En Afrique, le processus d’industrialisation est freiné par un accès limité à l’énergie, des infrastructures de transports pas assez développées et une digitalisation qui peut être améliorée. L’une des priorités de la BAD sera de financer des projets qui permettront la diversification économique et d’apporter son expertise aux gouvernements africains pour mettre en œuvre des politiques industrielles ambitieuses. Cinq secteurs ont déjà été identifiés : l’agroalimentaire, l’extraction minière, le secteur digital, la santé et le textile.

Intégrer l’Afrique

Les économies africaines ne sont pas encore assez intégrées entre elles et les échanges entre les pays africains restent encore très limités faute de chaines de production communes et d’infrastructures à l’échelle du continent. La BAD  apportera son soutien aux projets transfrontaliers pour créer des dynamiques communes aux Etats africains.
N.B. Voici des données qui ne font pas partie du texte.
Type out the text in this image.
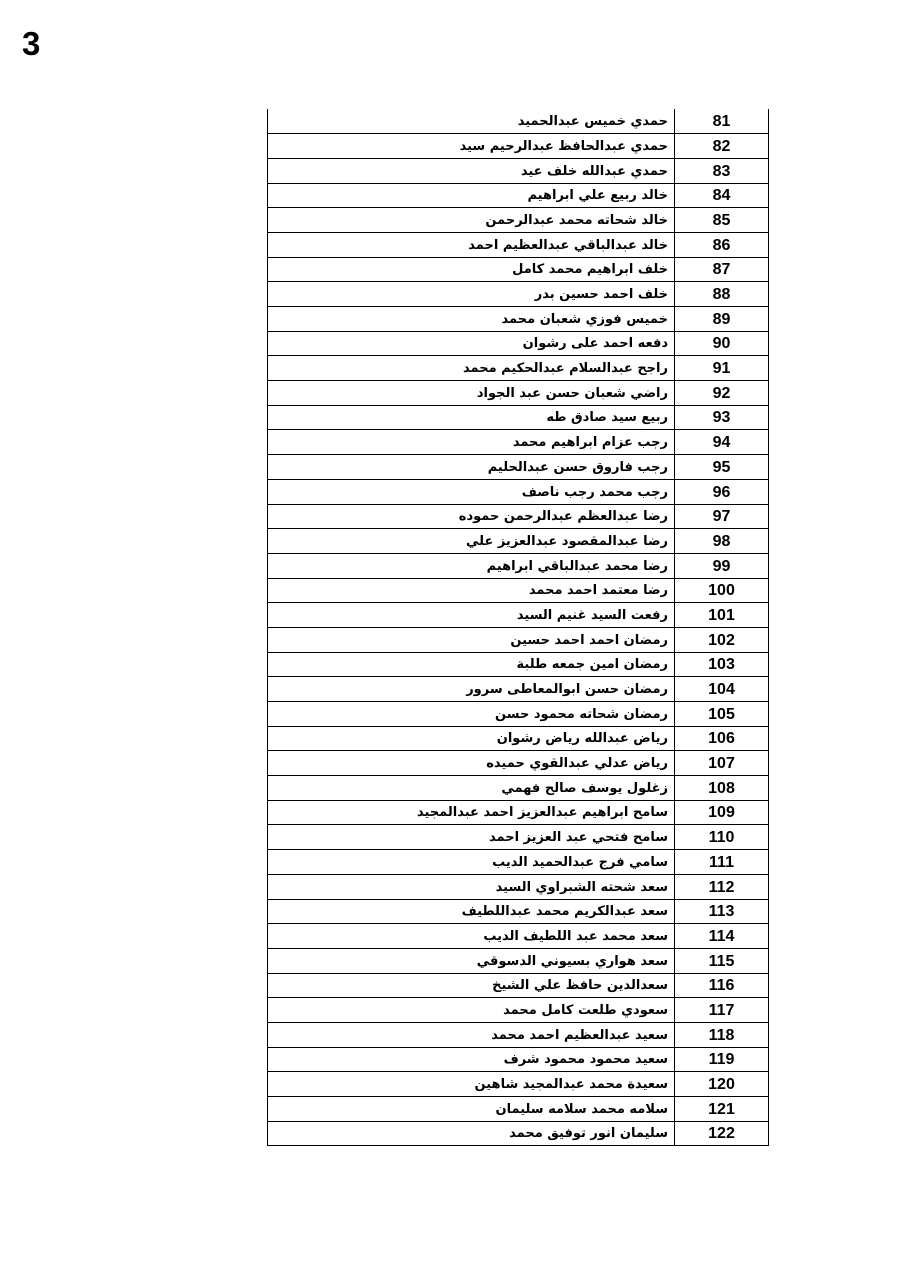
3
81	حمدي خميس عبدالحميد
82	حمدي عبدالحافظ عبدالرحيم سيد
83	حمدي عبدالله خلف عيد
84	خالد ربيع علي ابراهيم
85	خالد شحاته محمد عبدالرحمن
86	خالد عبدالباقي عبدالعظيم احمد
87	خلف ابراهيم محمد كامل
88	خلف احمد حسين بدر
89	خميس فوزي شعبان محمد
90	دفعه احمد على رشوان
91	راجح عبدالسلام عبدالحكيم محمد
92	راضي شعبان حسن عبد الجواد
93	ربيع سيد صادق طه
94	رجب عزام ابراهيم محمد
95	رجب فاروق حسن عبدالحليم
96	رجب محمد رجب ناصف
97	رضا عبدالعظم عبدالرحمن حموده
98	رضا عبدالمقصود عبدالعزيز علي
99	رضا محمد عبدالباقي ابراهيم
100	رضا معتمد احمد محمد
101	رفعت السيد غنيم السيد
102	رمضان احمد احمد حسين
103	رمضان امين جمعه طلبة
104	رمضان حسن ابوالمعاطى سرور
105	رمضان شحاته محمود حسن
106	رياض عبدالله رياض رشوان
107	رياض عدلي عبدالقوي حميده
108	زغلول يوسف صالح فهمي
109	سامح ابراهيم عبدالعزيز احمد عبدالمجيد
110	سامح فتحي عبد العزيز احمد
111	سامي فرج عبدالحميد الديب
112	سعد شحته الشبراوي السيد
113	سعد عبدالكريم محمد عبداللطيف
114	سعد محمد عبد اللطيف الديب
115	سعد هواري بسيوني الدسوقي
116	سعدالدين حافظ علي الشيخ
117	سعودي طلعت كامل محمد
118	سعيد عبدالعظيم احمد محمد
119	سعيد محمود محمود شرف
120	سعيدة محمد عبدالمجيد شاهين
121	سلامه محمد سلامه سليمان
122	سليمان انور توفيق محمد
Améliorer la qualité de vie des Africains

Enfin, la BAD a pour objectif dans sa stratégie 2024-2033 de travailler sur une amélioration des conditions de vie des Africains, et plus particulièrement des jeunes et des femmes. Concernant la santé, tous les Etats africains n’ont pas encore développé les infrastructures suffisantes pour répondre aux besoins de leur population. La BAD financera avec les acteurs privés de de nouveaux projets de santé en Afrique. Pour remplir ses ambitions, la BAD s’engage à soutenir des initiatives portées par le secteur privé, pour donner aux petites et moyennes entreprises l’opportunité de se développer.

Cinq priorités

Pour répondre aux enjeux auxquels fait face l’Afrique et atteindre les objectifs définis, la BAD a établi 5 priorités qui sont l’égalité hommes-femmes, l’attention donnée aux jeunes générations, la réponse au changement climatique, la résilience aux chocs et conflits, et enfin le renforcement de la gouvernance économique. La BAD privilégiera donc les projets qui comportent au moins une de ces dimensions. Il est à noter que dans sa stratégie 2024-2033, la BAD indique qu’elle financera moins de projets, mais les projets soutenus seront ceux qui apporteront le plus de changements.

La stratégie 2024-2033 de la BAD était particulièrement attendue à la fois par les Etats africains et les investisseurs locaux et étrangers pour définir leurs objectifs pour la prochaine décennie. L’Afrique a toutes les cartes en mains pour devenir un continent prospère si les acteurs locaux réussissent à répondre aux défis identifiés par la BAD. 

Auteur: Sébastien Goulard est le fondateur et rédacteur de Global Connectivities.